Mais n’est-il pas naturel, justement, que l’inquiétude pointe lorsque ce poids qui assure la sécurité de la majorité se trouve en baisse depuis le milieu des années 1980 ? Et n’est-il pas naturel, voire salutaire, que cette inquiétude s’accentue du fait que cette baisse de poids s’accélère, comme le montrent les données de 2006 ? Faut-il non seulement se résigner à vivre dans un état de tension permanente mais accepter de vivre dans un état de tension croissante ?

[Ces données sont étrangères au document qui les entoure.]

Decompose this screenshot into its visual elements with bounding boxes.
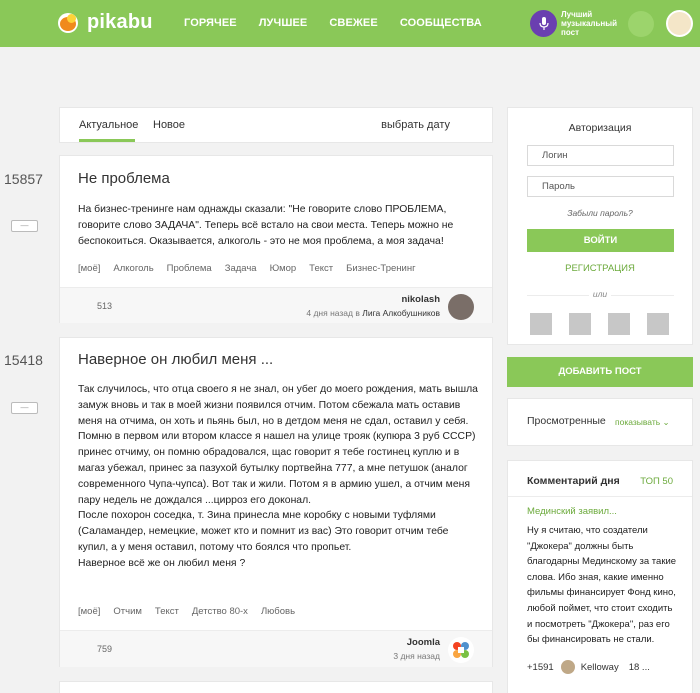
comments-count[interactable]: 513 [97,301,112,311]
comment-of-day-card: Комментарий дня ТОП 50 Мединский заявил.… [507,460,693,693]
add-post-button[interactable]: ДОБАВИТЬ ПОСТ [507,357,693,387]
author-block: nikolash 4 дня назад в Лига Алкобушников [306,294,440,318]
feed-tabs: Актуальное Новое выбрать дату [59,107,493,143]
tag[interactable]: [моё] [78,263,100,274]
comment-text: Ну я считаю, что создатели "Джокера" дол… [527,525,677,646]
forgot-password-link[interactable]: Забыли пароль? [508,208,692,218]
story-card: Наверное он любил меня ... Так случилось… [59,337,493,667]
tag[interactable]: Проблема [167,263,212,274]
story-footer: 759 Joomla 3 дня назад [60,630,492,667]
story-title[interactable]: Наверное он любил меня ... [78,351,273,368]
nav-fresh[interactable]: СВЕЖЕЕ [329,17,377,29]
story-time: 4 дня назад в [306,308,360,318]
nav-hot[interactable]: ГОРЯЧЕЕ [184,17,237,29]
active-tab-indicator [79,139,135,142]
tag[interactable]: [моё] [78,606,100,617]
story-meta: 4 дня назад в Лига Алкобушников [306,308,440,318]
story-body: Так случилось, что отца своего я не знал… [78,384,478,569]
main-nav: ГОРЯЧЕЕ ЛУЧШЕЕ СВЕЖЕЕ СООБЩЕСТВА [184,17,504,29]
story-time: 3 дня назад [393,651,440,661]
microphone-icon [530,10,557,37]
social-login-icon[interactable] [608,313,630,335]
story-card: Не проблема На бизнес-тренинге нам однаж… [59,155,493,323]
joomla-icon[interactable] [448,637,474,663]
chevron-down-icon: ⌄ [662,417,670,427]
tag[interactable]: Текст [309,263,333,274]
or-label: или [588,289,612,299]
divider [508,496,692,497]
tag[interactable]: Бизнес-Тренинг [346,263,415,274]
tag[interactable]: Отчим [113,606,142,617]
comment-of-day-title: Комментарий дня [527,475,620,487]
viewed-toggle[interactable]: показывать ⌄ [615,417,670,428]
social-login-icon[interactable] [647,313,669,335]
comment-rating: +1591 [527,661,554,673]
comment-footer: +1591 Kelloway 18 ... [527,660,650,674]
social-login-icon[interactable] [569,313,591,335]
story-title[interactable]: Не проблема [78,170,170,187]
top-50-link[interactable]: ТОП 50 [640,476,673,487]
downvote-button[interactable]: — [11,402,38,414]
comment-story-link[interactable]: Мединский заявил... [527,506,617,517]
story-card [59,681,493,693]
auth-card: Авторизация Логин Пароль Забыли пароль? … [507,107,693,345]
downvote-button[interactable]: — [11,220,38,232]
comment-time: 18 ... [628,661,650,673]
commenter-name[interactable]: Kelloway [581,662,619,673]
story-rating: 15418 [4,352,43,368]
choose-date-button[interactable]: выбрать дату [381,119,450,131]
password-field[interactable]: Пароль [527,176,674,197]
user-avatar[interactable] [666,10,693,37]
viewed-card: Просмотренные показывать ⌄ [507,398,693,446]
viewed-toggle-label: показывать [615,417,661,427]
story-tags: [моё] Алкоголь Проблема Задача Юмор Текс… [78,263,429,274]
nav-best[interactable]: ЛУЧШЕЕ [259,17,308,29]
pikabu-logo[interactable]: pikabu [58,11,153,34]
login-field[interactable]: Логин [527,145,674,166]
nav-communities[interactable]: СООБЩЕСТВА [400,17,482,29]
header-menu-button[interactable] [628,11,654,37]
commenter-avatar[interactable] [560,660,575,674]
author-name[interactable]: Joomla [393,637,440,648]
social-login-icon[interactable] [530,313,552,335]
login-button[interactable]: ВОЙТИ [527,229,674,252]
tag[interactable]: Детство 80-х [192,606,248,617]
author-block: Joomla 3 дня назад [393,637,440,661]
tab-new[interactable]: Новое [153,119,185,131]
author-name[interactable]: nikolash [306,294,440,305]
tag[interactable]: Задача [225,263,257,274]
tag[interactable]: Любовь [261,606,295,617]
comments-count[interactable]: 759 [97,644,112,654]
pikabu-logo-icon [58,12,78,33]
viewed-label: Просмотренные [527,415,606,427]
tag[interactable]: Алкоголь [113,263,153,274]
music-promo-text: Лучший музыкальный пост [561,10,617,37]
tag[interactable]: Юмор [270,263,297,274]
logo-text: pikabu [87,11,153,33]
story-tags: [моё] Отчим Текст Детство 80-х Любовь [78,606,308,617]
or-separator: или [508,289,692,299]
register-link[interactable]: РЕГИСТРАЦИЯ [508,263,692,274]
community-link[interactable]: Лига Алкобушников [362,308,440,318]
auth-title: Авторизация [568,122,632,134]
story-body: На бизнес-тренинге нам однажды сказали: … [78,204,454,247]
author-avatar[interactable] [448,294,474,320]
story-rating: 15857 [4,171,43,187]
music-promo[interactable]: Лучший музыкальный пост [530,10,621,37]
tab-actual[interactable]: Актуальное [79,119,138,131]
story-footer: 513 nikolash 4 дня назад в Лига Алкобушн… [60,287,492,323]
top-header: pikabu ГОРЯЧЕЕ ЛУЧШЕЕ СВЕЖЕЕ СООБЩЕСТВА … [0,0,700,47]
tag[interactable]: Текст [155,606,179,617]
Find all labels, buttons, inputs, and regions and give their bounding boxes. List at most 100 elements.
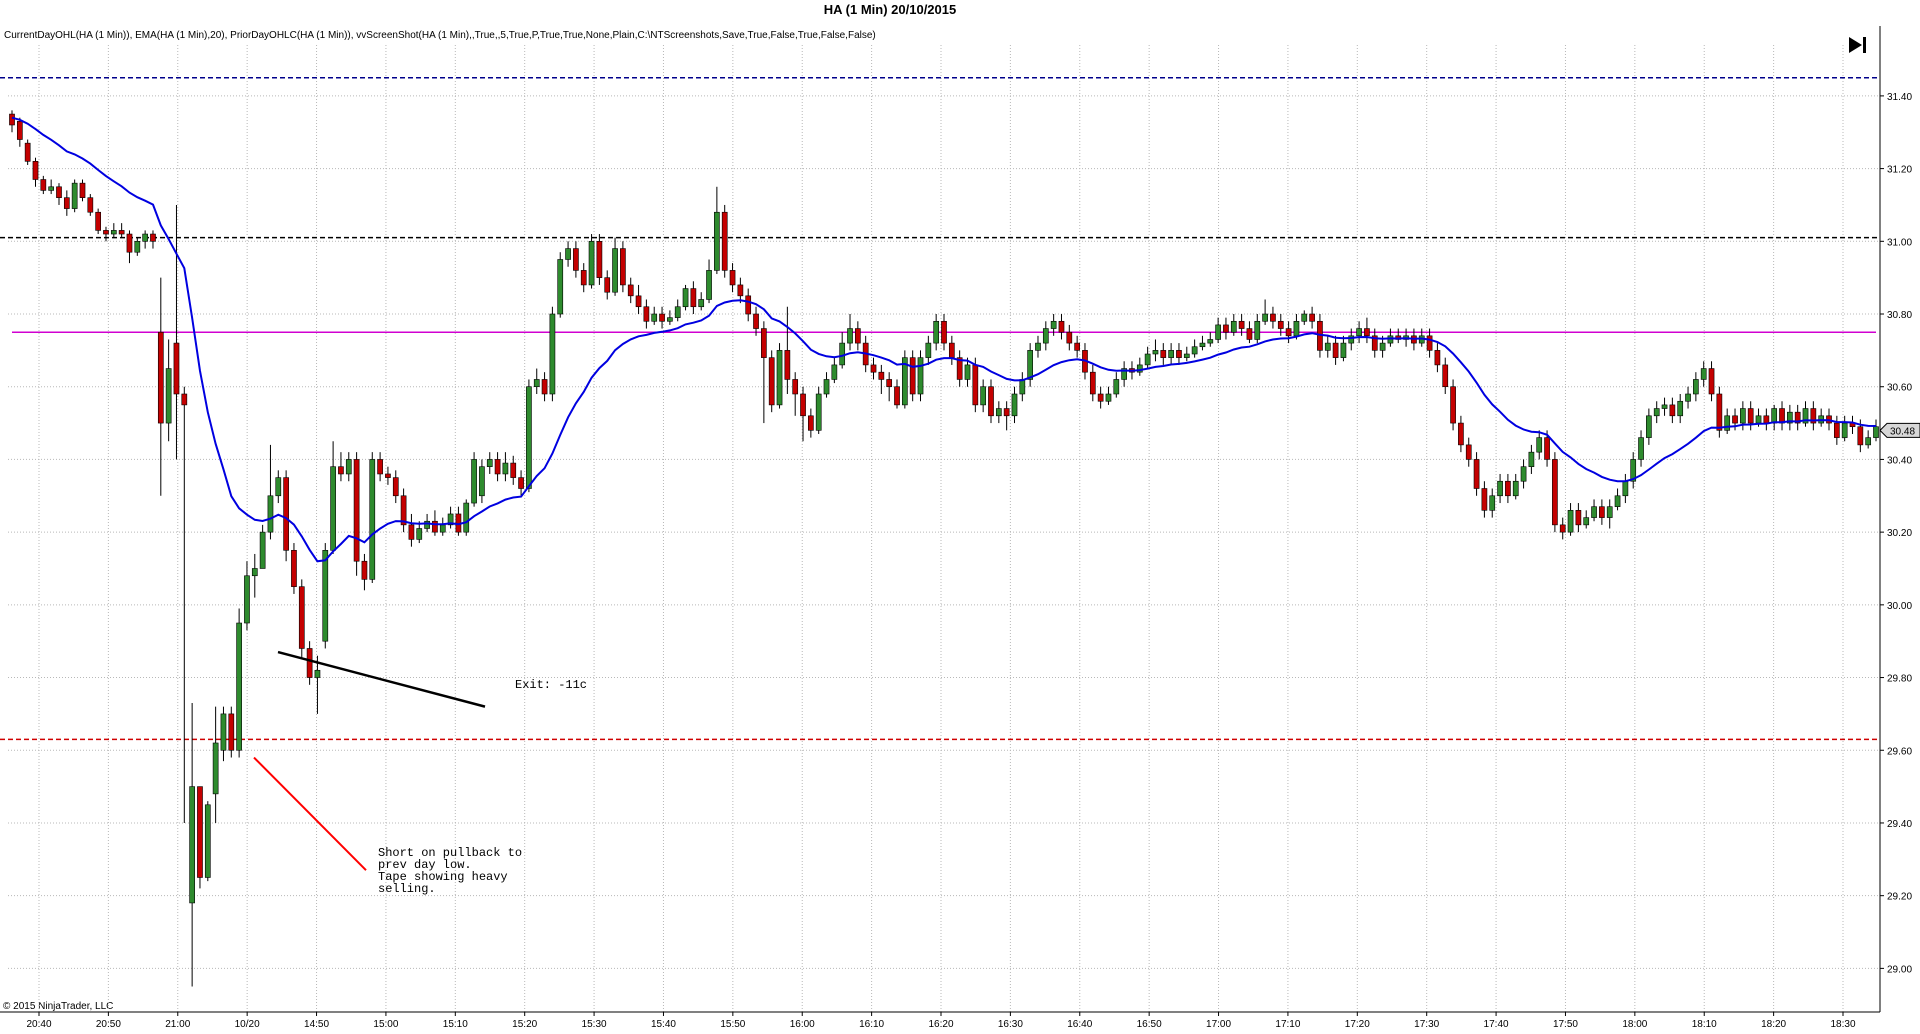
candle-body bbox=[1583, 517, 1590, 526]
x-tick-label: 18:20 bbox=[1761, 1019, 1786, 1030]
candle bbox=[259, 524, 266, 569]
candle-body bbox=[471, 459, 477, 504]
candle-body bbox=[815, 393, 822, 431]
candle-body bbox=[1356, 328, 1362, 337]
candle-body bbox=[424, 520, 430, 529]
candle-body bbox=[729, 270, 736, 286]
candle bbox=[118, 223, 125, 238]
candle-body bbox=[244, 575, 250, 624]
candle bbox=[1160, 343, 1167, 365]
y-tick-label: 29.20 bbox=[1887, 892, 1912, 903]
candle-body bbox=[1763, 415, 1770, 424]
candle-body bbox=[1089, 371, 1096, 395]
candle bbox=[212, 706, 219, 823]
candle bbox=[87, 194, 94, 216]
x-tick-label: 21:00 bbox=[165, 1019, 190, 1030]
candle-body bbox=[776, 350, 783, 406]
candle bbox=[839, 332, 846, 369]
candle-body bbox=[479, 466, 485, 497]
candle-body bbox=[197, 786, 203, 878]
price-chart[interactable]: Short on pullback toprev day low.Tape sh… bbox=[0, 0, 1920, 1034]
candle bbox=[1442, 357, 1449, 394]
candle bbox=[831, 357, 838, 384]
candle-body bbox=[1755, 415, 1762, 424]
candle bbox=[275, 470, 282, 504]
candle bbox=[1552, 452, 1558, 533]
x-tick-label: 16:50 bbox=[1137, 1019, 1162, 1030]
candle bbox=[1144, 346, 1151, 369]
candle bbox=[298, 579, 305, 660]
candle-body bbox=[627, 284, 634, 297]
y-tick-label: 31.40 bbox=[1887, 92, 1912, 103]
candle bbox=[1019, 372, 1026, 402]
candle-body bbox=[322, 550, 329, 642]
candle bbox=[330, 441, 336, 554]
candle-body bbox=[1293, 320, 1300, 337]
candle-body bbox=[706, 270, 712, 300]
candle-body bbox=[486, 459, 493, 467]
candle bbox=[549, 306, 556, 402]
candle-body bbox=[823, 379, 830, 395]
candle-body bbox=[1505, 480, 1511, 497]
candle-body bbox=[1003, 408, 1010, 417]
candle-body bbox=[212, 742, 219, 795]
candle bbox=[110, 223, 117, 238]
candle bbox=[165, 339, 172, 442]
candle bbox=[1583, 510, 1590, 529]
candle-body bbox=[314, 669, 321, 678]
candle-body bbox=[87, 197, 94, 213]
candle-body bbox=[948, 342, 955, 358]
x-tick-label: 15:20 bbox=[512, 1019, 537, 1030]
x-tick-label: 15:40 bbox=[651, 1019, 676, 1030]
candle-body bbox=[1700, 368, 1707, 380]
candle bbox=[228, 706, 235, 758]
candle-body bbox=[416, 528, 423, 540]
candle-body bbox=[690, 288, 697, 308]
candle bbox=[251, 553, 258, 598]
candle bbox=[1042, 321, 1049, 351]
candle-body bbox=[1246, 328, 1253, 340]
candle-body bbox=[1207, 339, 1214, 344]
candles bbox=[9, 110, 1879, 987]
candle bbox=[1818, 408, 1825, 427]
entry-annotation-text: selling. bbox=[378, 882, 436, 896]
candle bbox=[1450, 379, 1456, 431]
candle bbox=[1810, 401, 1817, 431]
candle-body bbox=[40, 179, 47, 191]
candle-body bbox=[283, 477, 289, 551]
candle bbox=[1152, 339, 1159, 362]
candle-body bbox=[635, 295, 642, 308]
candle bbox=[157, 277, 164, 496]
candle-body bbox=[1254, 320, 1261, 340]
candle-body bbox=[894, 386, 900, 406]
candle bbox=[1089, 364, 1096, 402]
candle bbox=[1309, 306, 1315, 329]
candle-body bbox=[1708, 368, 1715, 395]
x-tick-label: 15:30 bbox=[582, 1019, 607, 1030]
candle bbox=[1223, 317, 1229, 340]
candle-body bbox=[345, 459, 352, 475]
candle bbox=[1771, 404, 1778, 431]
y-tick-label: 30.20 bbox=[1887, 528, 1912, 539]
candle-body bbox=[1309, 313, 1315, 322]
candle bbox=[1332, 335, 1339, 365]
candle-body bbox=[1066, 331, 1073, 344]
entry-arrow-line bbox=[253, 756, 367, 871]
candle-body bbox=[573, 248, 579, 271]
x-tick-label: 17:00 bbox=[1206, 1019, 1231, 1030]
candle-body bbox=[1035, 342, 1041, 351]
candle bbox=[573, 241, 579, 278]
candle-body bbox=[165, 368, 172, 424]
candle-body bbox=[808, 415, 814, 431]
candle bbox=[455, 506, 462, 536]
candle bbox=[737, 277, 744, 304]
candle bbox=[596, 234, 603, 285]
candle bbox=[502, 452, 509, 482]
candle bbox=[1841, 415, 1848, 442]
candle bbox=[1653, 401, 1660, 424]
candle bbox=[948, 335, 955, 365]
candle-body bbox=[737, 284, 744, 297]
candle bbox=[886, 372, 893, 402]
candle-body bbox=[306, 648, 313, 678]
candle-body bbox=[1653, 408, 1660, 417]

Quand sera-t-il permis d’agir de nouveau de façon à faire baisser la tension ? Quelle est donc cette religion du petit pain, ce culte de l’impuissance et de l’abnégation ? Quel point tournant la situation doit-elle encore franchir pour qu’il soit enfin légitime de passer de la « grande vigilance » et de la « plus grande prudence » à l’adoption de nouvelles « mesures radicales », c’est-à-dire structurantes et efficaces ?

Face aux résultats de 2006, on ne peut plus soutenir que « la conjoncture est incertaine ». Poids des francophones en chute libre et poids stable des anglophones égale un rapport de force de plus en plus favorable à l’anglais et de plus en plus défavorable au français. Le ratio francophone/anglophone au Québec reculera jusqu’à nouvel ordre.

Voilà la véritable nouveauté qu’apportent les données de 2006. Voilà une nouvelle donne qui commande autre chose que papotage et attentisme.